If you are doing business today and have an IT footprint, you have to do security as part of it. You are basically playing Russian roulette and it is only a matter of time before you get hit.
David Kennedy, founder of the cybersecurity company TrustedSec
The ransomware attacks that have made headlines in recent years seem, by and large, not to have hit the small business sector. When asked if they were ever a victim of a ransomware attack, only 7% of small businesses told CNBC and Momentive that they were in 2020 or 2021. About half of them (51%) said they had paid the ransom – 24% paid it themselves; 27% said that cyber insurance covered this.
“Once an attack is successful, the average time to detect the threat is more than 210 days, while the average time to contain / respond is 75 days,” Manky said, citing IBM data.

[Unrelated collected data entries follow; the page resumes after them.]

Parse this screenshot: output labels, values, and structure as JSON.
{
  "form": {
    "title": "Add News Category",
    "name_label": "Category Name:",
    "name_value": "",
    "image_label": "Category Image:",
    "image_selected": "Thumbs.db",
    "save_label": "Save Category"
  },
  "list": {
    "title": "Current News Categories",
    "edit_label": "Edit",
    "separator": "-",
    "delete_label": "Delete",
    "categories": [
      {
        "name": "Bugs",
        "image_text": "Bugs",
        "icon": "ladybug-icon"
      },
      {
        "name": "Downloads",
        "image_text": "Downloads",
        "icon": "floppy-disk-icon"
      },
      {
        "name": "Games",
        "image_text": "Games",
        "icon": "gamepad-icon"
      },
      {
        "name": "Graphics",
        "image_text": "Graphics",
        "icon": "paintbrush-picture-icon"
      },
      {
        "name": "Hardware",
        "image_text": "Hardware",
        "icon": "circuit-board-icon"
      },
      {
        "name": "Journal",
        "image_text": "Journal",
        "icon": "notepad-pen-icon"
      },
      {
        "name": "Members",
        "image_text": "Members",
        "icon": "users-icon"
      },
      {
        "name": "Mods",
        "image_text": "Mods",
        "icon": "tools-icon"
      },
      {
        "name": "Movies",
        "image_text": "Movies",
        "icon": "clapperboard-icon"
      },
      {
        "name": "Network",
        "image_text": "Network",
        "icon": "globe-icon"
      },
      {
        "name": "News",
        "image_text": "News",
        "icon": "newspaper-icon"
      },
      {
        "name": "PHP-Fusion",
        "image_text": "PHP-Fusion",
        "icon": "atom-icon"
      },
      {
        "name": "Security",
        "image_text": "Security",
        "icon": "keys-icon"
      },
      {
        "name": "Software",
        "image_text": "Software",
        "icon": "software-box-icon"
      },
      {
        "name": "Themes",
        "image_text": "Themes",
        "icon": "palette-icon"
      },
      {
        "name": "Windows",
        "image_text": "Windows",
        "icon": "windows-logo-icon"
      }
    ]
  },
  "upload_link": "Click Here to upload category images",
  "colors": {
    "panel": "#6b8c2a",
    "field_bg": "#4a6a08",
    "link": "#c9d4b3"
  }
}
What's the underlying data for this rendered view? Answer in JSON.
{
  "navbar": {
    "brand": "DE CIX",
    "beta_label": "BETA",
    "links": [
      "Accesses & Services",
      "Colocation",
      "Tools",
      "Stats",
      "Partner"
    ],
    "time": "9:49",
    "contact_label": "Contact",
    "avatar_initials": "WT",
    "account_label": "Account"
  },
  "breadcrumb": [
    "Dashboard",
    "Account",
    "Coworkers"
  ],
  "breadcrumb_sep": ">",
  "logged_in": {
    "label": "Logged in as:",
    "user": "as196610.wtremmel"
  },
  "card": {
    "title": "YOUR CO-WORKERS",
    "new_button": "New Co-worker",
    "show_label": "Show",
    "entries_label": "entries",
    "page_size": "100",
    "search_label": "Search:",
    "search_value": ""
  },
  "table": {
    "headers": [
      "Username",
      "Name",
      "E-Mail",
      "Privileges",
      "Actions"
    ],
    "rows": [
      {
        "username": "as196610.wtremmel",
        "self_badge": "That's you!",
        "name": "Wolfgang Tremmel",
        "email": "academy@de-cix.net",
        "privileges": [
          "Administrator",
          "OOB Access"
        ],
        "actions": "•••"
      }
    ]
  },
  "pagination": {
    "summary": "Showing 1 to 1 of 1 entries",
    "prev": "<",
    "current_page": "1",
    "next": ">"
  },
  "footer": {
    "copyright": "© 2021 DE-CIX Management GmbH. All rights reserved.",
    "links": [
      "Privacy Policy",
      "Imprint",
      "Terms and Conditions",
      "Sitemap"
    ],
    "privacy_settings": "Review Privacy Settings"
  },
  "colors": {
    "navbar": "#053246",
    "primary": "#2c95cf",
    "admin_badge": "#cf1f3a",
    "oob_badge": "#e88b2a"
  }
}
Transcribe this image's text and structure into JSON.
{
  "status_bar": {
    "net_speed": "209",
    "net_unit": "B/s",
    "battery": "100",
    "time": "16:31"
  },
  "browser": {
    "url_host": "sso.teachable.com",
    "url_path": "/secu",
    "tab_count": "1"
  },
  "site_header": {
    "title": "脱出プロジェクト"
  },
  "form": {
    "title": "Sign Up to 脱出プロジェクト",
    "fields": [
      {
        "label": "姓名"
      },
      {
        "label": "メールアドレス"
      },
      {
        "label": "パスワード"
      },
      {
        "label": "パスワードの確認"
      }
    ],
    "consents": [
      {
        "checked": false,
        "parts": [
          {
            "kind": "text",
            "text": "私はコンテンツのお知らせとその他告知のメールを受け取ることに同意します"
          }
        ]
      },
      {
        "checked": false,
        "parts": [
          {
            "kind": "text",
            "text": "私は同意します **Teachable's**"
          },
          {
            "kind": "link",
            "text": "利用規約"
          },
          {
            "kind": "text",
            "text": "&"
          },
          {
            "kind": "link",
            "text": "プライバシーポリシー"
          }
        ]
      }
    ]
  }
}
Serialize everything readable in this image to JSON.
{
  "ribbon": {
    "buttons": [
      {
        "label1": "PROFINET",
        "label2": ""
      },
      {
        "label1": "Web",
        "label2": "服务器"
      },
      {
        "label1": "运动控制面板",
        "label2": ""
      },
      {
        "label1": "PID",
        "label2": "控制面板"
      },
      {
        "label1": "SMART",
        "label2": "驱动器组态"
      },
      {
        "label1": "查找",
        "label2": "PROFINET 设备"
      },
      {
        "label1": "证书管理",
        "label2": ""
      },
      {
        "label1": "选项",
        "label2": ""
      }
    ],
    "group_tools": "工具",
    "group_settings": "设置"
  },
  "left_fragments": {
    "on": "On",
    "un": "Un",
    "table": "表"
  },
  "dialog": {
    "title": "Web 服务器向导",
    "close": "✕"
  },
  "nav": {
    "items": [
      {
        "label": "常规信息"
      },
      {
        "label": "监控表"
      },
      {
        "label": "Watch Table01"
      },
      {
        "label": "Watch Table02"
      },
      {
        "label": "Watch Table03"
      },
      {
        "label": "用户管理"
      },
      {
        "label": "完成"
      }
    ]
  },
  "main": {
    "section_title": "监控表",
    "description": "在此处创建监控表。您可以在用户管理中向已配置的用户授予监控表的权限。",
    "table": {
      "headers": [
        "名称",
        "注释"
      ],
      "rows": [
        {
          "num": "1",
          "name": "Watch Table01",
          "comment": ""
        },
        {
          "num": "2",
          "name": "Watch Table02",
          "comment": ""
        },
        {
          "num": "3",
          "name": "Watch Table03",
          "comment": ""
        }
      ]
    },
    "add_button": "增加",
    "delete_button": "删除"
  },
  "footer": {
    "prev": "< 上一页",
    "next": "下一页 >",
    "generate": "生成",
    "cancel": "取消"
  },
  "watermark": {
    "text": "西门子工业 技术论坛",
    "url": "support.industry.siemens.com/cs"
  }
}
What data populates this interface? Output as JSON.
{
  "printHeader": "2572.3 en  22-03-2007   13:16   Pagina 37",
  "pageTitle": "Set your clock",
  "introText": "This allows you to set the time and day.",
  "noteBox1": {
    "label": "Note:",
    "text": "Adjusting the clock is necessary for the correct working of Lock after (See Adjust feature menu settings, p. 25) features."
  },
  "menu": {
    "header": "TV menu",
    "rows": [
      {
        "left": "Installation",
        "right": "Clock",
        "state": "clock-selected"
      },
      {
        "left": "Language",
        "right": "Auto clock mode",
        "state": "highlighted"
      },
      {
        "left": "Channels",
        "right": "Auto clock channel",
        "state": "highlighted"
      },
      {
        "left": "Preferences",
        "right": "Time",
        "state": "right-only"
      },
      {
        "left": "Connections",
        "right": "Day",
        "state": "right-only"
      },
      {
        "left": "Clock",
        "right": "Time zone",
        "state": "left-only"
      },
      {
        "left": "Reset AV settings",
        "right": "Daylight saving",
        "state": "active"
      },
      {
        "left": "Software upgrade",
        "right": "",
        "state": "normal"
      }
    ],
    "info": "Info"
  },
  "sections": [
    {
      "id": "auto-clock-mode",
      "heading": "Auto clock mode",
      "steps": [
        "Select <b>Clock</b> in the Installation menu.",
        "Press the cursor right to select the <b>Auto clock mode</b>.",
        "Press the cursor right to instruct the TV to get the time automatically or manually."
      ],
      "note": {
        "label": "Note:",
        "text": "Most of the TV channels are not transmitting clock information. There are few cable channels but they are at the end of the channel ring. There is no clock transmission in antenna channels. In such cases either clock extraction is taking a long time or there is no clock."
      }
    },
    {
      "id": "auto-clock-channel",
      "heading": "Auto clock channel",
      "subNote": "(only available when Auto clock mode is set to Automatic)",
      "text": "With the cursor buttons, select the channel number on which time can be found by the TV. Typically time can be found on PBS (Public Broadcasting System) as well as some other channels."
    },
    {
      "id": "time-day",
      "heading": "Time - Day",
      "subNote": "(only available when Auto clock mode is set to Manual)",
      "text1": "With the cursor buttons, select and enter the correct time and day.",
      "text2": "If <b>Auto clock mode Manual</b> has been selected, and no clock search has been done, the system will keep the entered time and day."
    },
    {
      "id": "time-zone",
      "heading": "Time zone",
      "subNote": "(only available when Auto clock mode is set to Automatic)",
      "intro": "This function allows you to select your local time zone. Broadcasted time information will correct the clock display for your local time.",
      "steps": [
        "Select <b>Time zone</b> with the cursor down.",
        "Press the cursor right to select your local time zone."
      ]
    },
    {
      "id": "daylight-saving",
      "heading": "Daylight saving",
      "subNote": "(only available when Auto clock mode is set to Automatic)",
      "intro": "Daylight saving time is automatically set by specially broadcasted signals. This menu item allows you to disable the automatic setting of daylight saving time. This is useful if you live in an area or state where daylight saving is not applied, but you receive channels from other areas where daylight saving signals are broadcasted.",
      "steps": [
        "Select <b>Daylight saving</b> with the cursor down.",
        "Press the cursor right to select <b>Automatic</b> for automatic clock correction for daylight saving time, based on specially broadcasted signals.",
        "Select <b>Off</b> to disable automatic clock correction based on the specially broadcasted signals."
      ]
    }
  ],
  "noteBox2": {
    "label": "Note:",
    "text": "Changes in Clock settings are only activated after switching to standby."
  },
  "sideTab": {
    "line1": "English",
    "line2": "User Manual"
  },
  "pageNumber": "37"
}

The big misunderstanding, in Kennedy’s view, is that business owners and board members don’t see cybersecurity as a core risk like any other business risk like supply chain or hiring. And he stressed that spending more on cybersecurity doesn’t necessarily mean a company is better prepared. It’s more about the awareness and planning process.
In the survey, 67% of small businesses said they spend the same amount on cybersecurity as they did last year; 22% said they would spend more money.
“If you’re doing business today and you have an IT footprint, you have to do security as part of it. You’re basically playing Russian roulette and it’s only a matter of time before you get hit,” Kennedy said.
Any small business that feels that patching their software and installing the latest antivirus software is enough to keep themselves and their customers safe isn’t looking at cybersecurity as a business risk, Kennedy said.
“It won’t protect your organization,” he said. “I can guarantee you that of the 59% of your respondents who said they were confident they would respond to an attack, more than half had an inadequate security program.”
A survey found that if your Main Street business is hacked, at least you’ll hear about it: 76% of small businesses say they should be required to disclose a hack to their customers.